In the Light: Sarah Rende


In the Light: Sarah Rende

Ané Wanliss, Class of 2018

Sarah Rende, a senior Political Science concentrator from Babylon, Long Island, did not always know she wanted to be SGA President. However, just a few weeks shy of last year’s elections, Rende decided to take a leap of faith and run.

“I actually wasn’t involved in SGA my freshman year,” Rende said. “I ran for Senate sophomore year, and it just kind of took me on this track. I kind of did it because I felt like I could further SGA’s role of doing good things on campus.” 

Since then, Rende has been deeply involved in SGA initiatives. In her time at Colgate, she worked to further develop student executive interactions with administration, faculty and staff. She culminated her efforts in the position of president through what she sees as her greatest accomplishment in the role: improving transparency and accessibility in various aspects of student life on campus.

“It was awesome to be able to interact with so many different entities on campus,” Rende said. “I met so many students I wouldn’t necessarily have been able to meet had I not served in this position. And faculty also, and administrators. It’s good to know what so many people think about Colgate, because that was something that when I entered this year I really wanted to focus on.”

Aside from her involvement in SGA while at Colgate, Rende was a member of the Colgate Activities Board (CAB) her freshman, sophomore and junior year. This year, she is also a member of the Konosioni Senior Honor Society as well as senior class gift committee.

Next year, Rende plans to take her passion for politics to the next level interning for a senator on Capitol Hill, but her true dream would be to work on Hillary Clinton’s campaign for president.

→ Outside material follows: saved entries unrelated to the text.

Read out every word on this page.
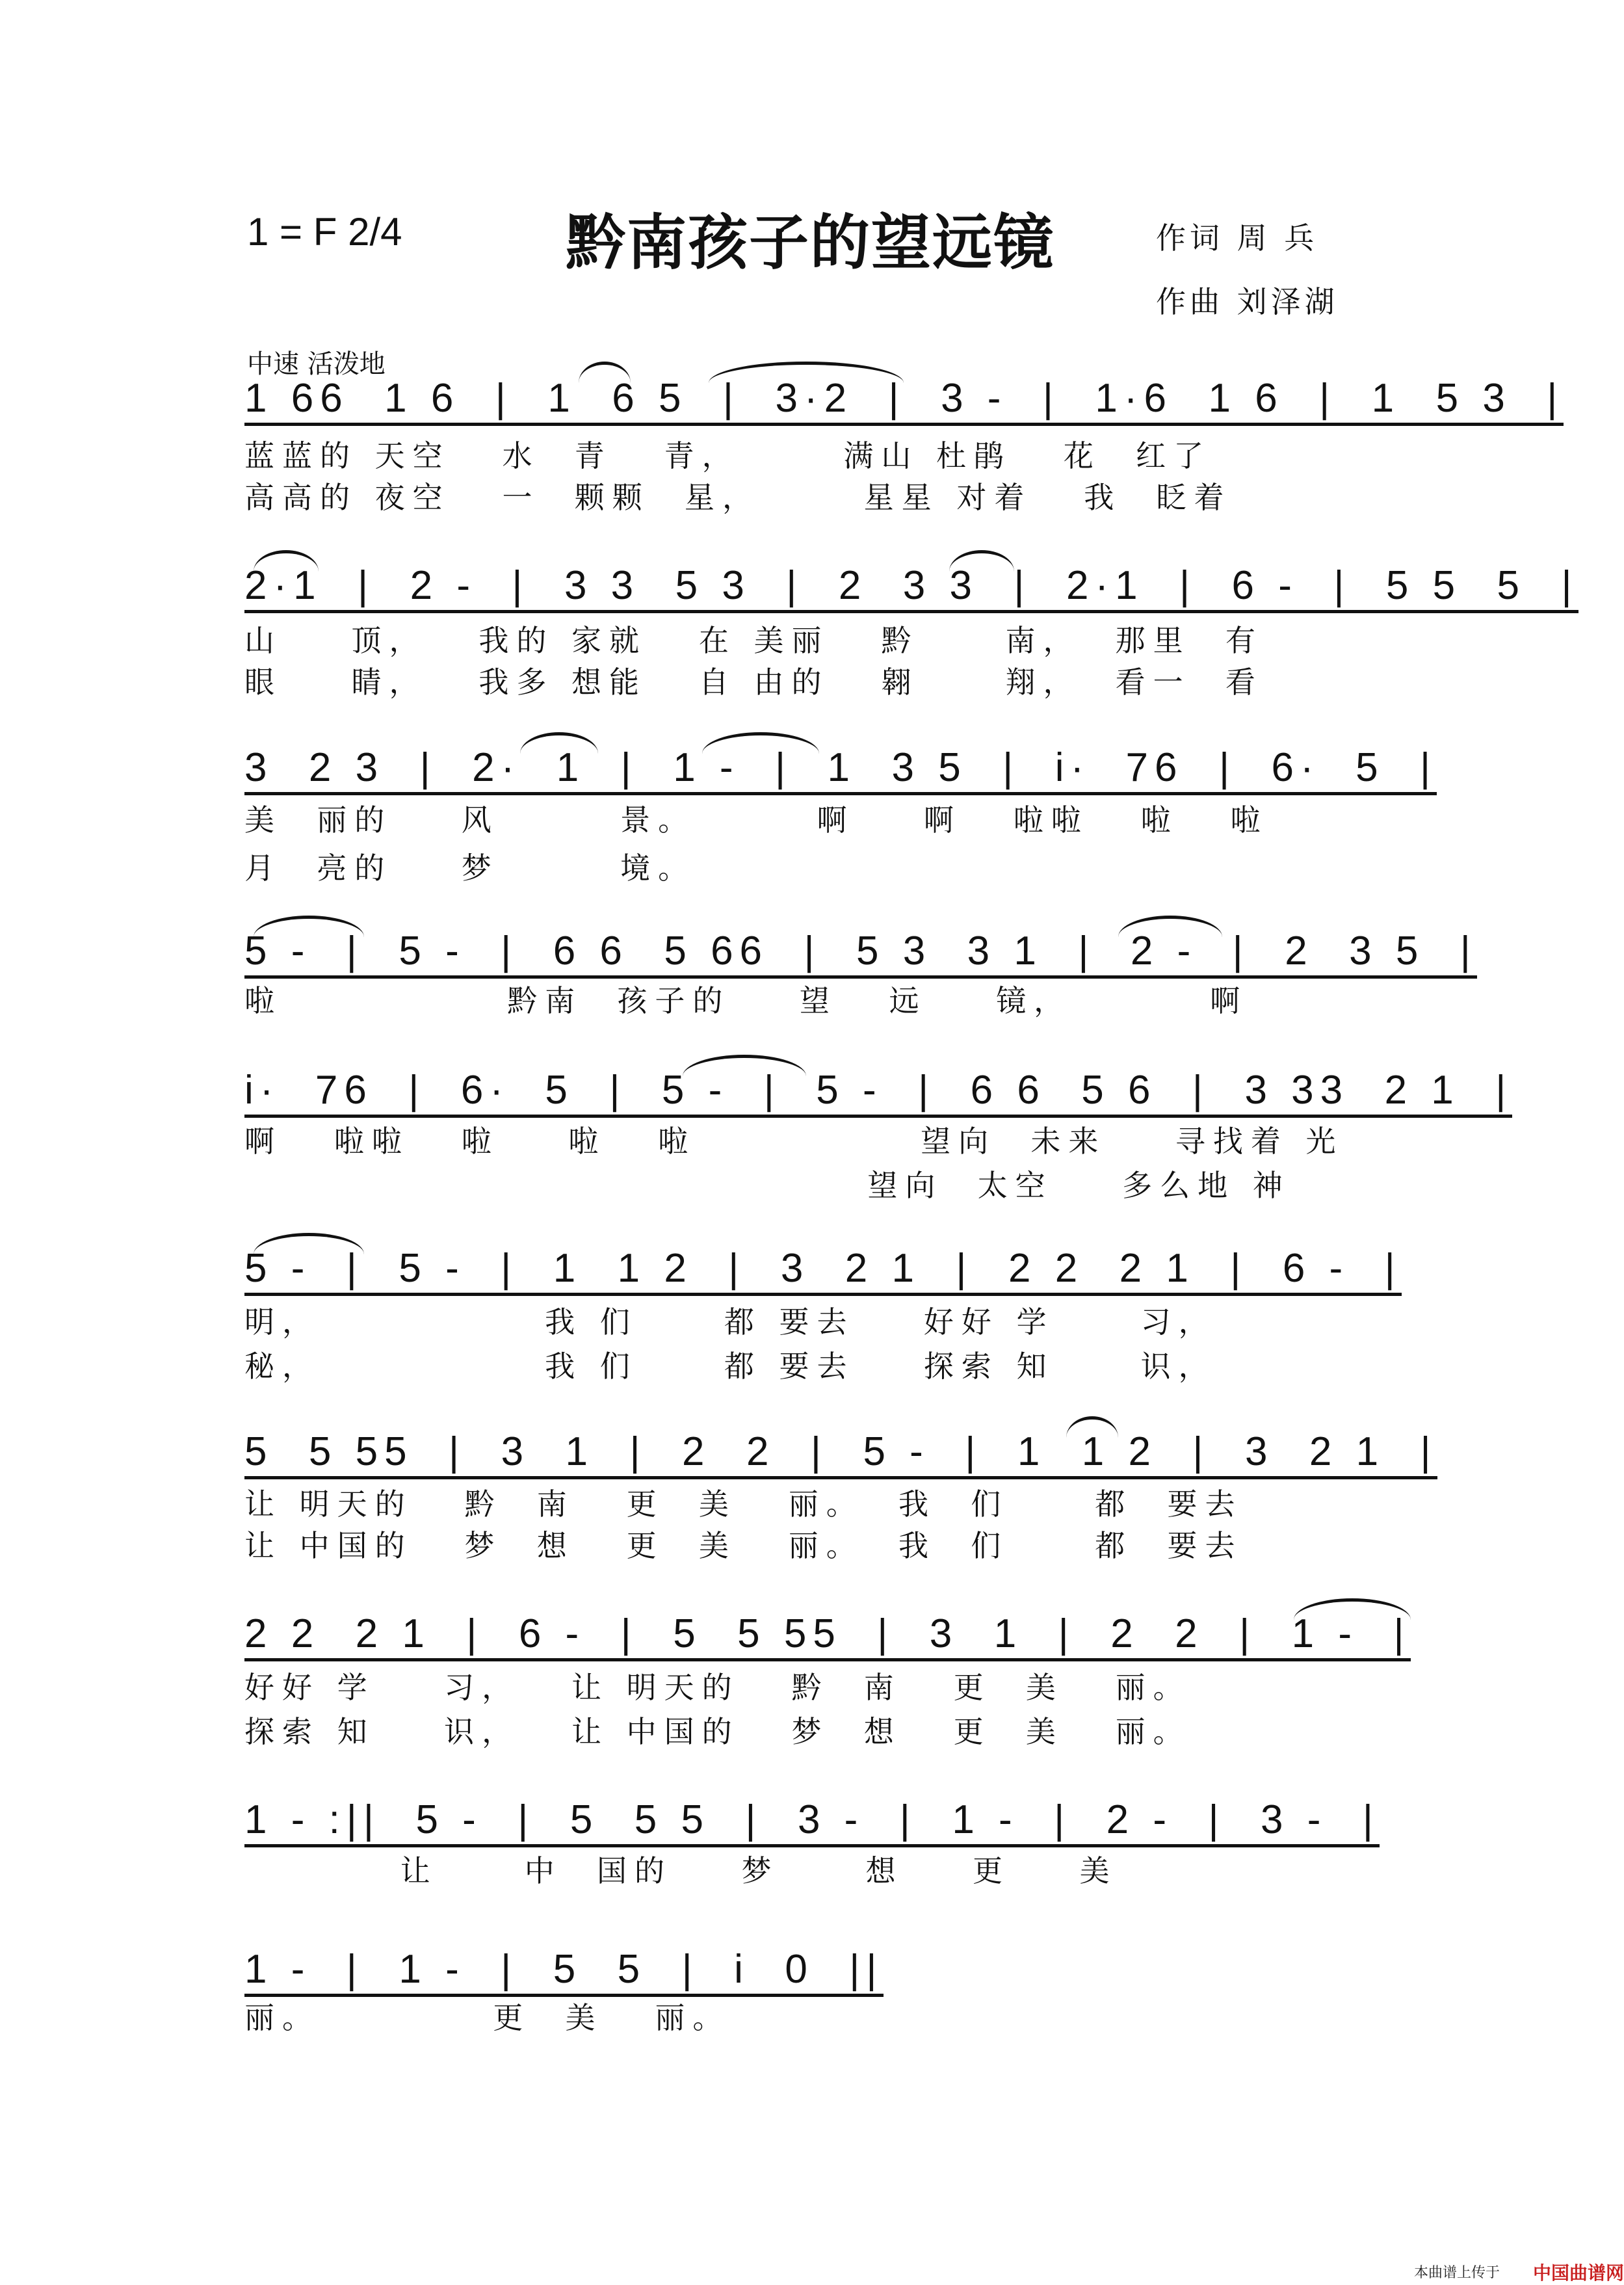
1 = F 2/4	黔南孩子的望远镜	作词 周 兵
作曲 刘泽湖
中速 活泼地
1 66  1 6  |  1  6 5  |  3·2  |  3 -  |  1·6  1 6  |  1  5 3  |
蓝蓝的 天空   水  青   青，      满山 杜鹃   花  红了
高高的 夜空   一  颗颗  星，      星星 对着   我  眨着
2·1  |  2 -  |  3 3  5 3  |  2  3 3  |  2·1  |  6 -  |  5 5  5  |
山    顶，   我的 家就   在 美丽   黔     南，  那里  有
眼    睛，   我多 想能   自 由的   翱     翔，  看一  看
3  2 3  |  2·  1  |  1 -  |  1  3 5  |  i·  76  |  6·  5  |
美  丽的    风       景。       啊    啊   啦啦   啦   啦
月  亮的    梦       境。
5 -  |  5 -  |  6 6  5 66  |  5 3  3 1  |  2 -  |  2  3 5  |
啦             黔南  孩子的    望   远    镜，        啊
i·  76  |  6·  5  |  5 -  |  5 -  |  6 6  5 6  |  3 33  2 1  |
啊   啦啦   啦    啦   啦             望向  未来    寻找着 光
望向  太空    多么地 神
5 -  |  5 -  |  1  1 2  |  3  2 1  |  2 2  2 1  |  6 -  |
明，             我 们     都 要去    好好 学     习，
秘，             我 们     都 要去    探索 知     识，
5  5 55  |  3  1  |  2  2  |  5 -  |  1  1 2  |  3  2 1  |
让 明天的   黔  南   更  美   丽。  我  们     都  要去
让 中国的   梦  想   更  美   丽。  我  们     都  要去
2 2  2 1  |  6 -  |  5  5 55  |  3  1  |  2  2  |  1 -  |
好好 学    习，   让 明天的   黔  南   更  美   丽。
探索 知    识，   让 中国的   梦  想   更  美   丽。
1 - :||  5 -  |  5  5 5  |  3 -  |  1 -  |  2 -  |  3 -  |
让     中  国的    梦     想    更    美
1 -  |  1 -  |  5  5  |  i  0  ||
丽。          更  美   丽。
本曲谱上传于 中国曲谱网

“It would be a great experience and I’m very excited about her as a candidate and her policies,” Rende said. 

Reflecting on her Colgate experience, Rende is pleased with the time she has spent here.

“I love Colgate, so generally I will miss being here,” Rende said. “I will miss the general sense of community. Clearly we have our issues but I think the sense of community is really great. I feel like I can walk anywhere on campus and I feel safe, happy and supported.”

In terms of what she will miss the most, Rende admits it will be her friends. In the four years she has made what she considers to be some of the best friendships, and not being able to spend time with her friends whenever she wants on a daily basis will be quite a new experience for her.

“I’ve been lucky the past four years I’ve lived with my best friends,” Rende said. “I think it’s easy to take for granted living with your best friends, and how fun that is and how easy it is.”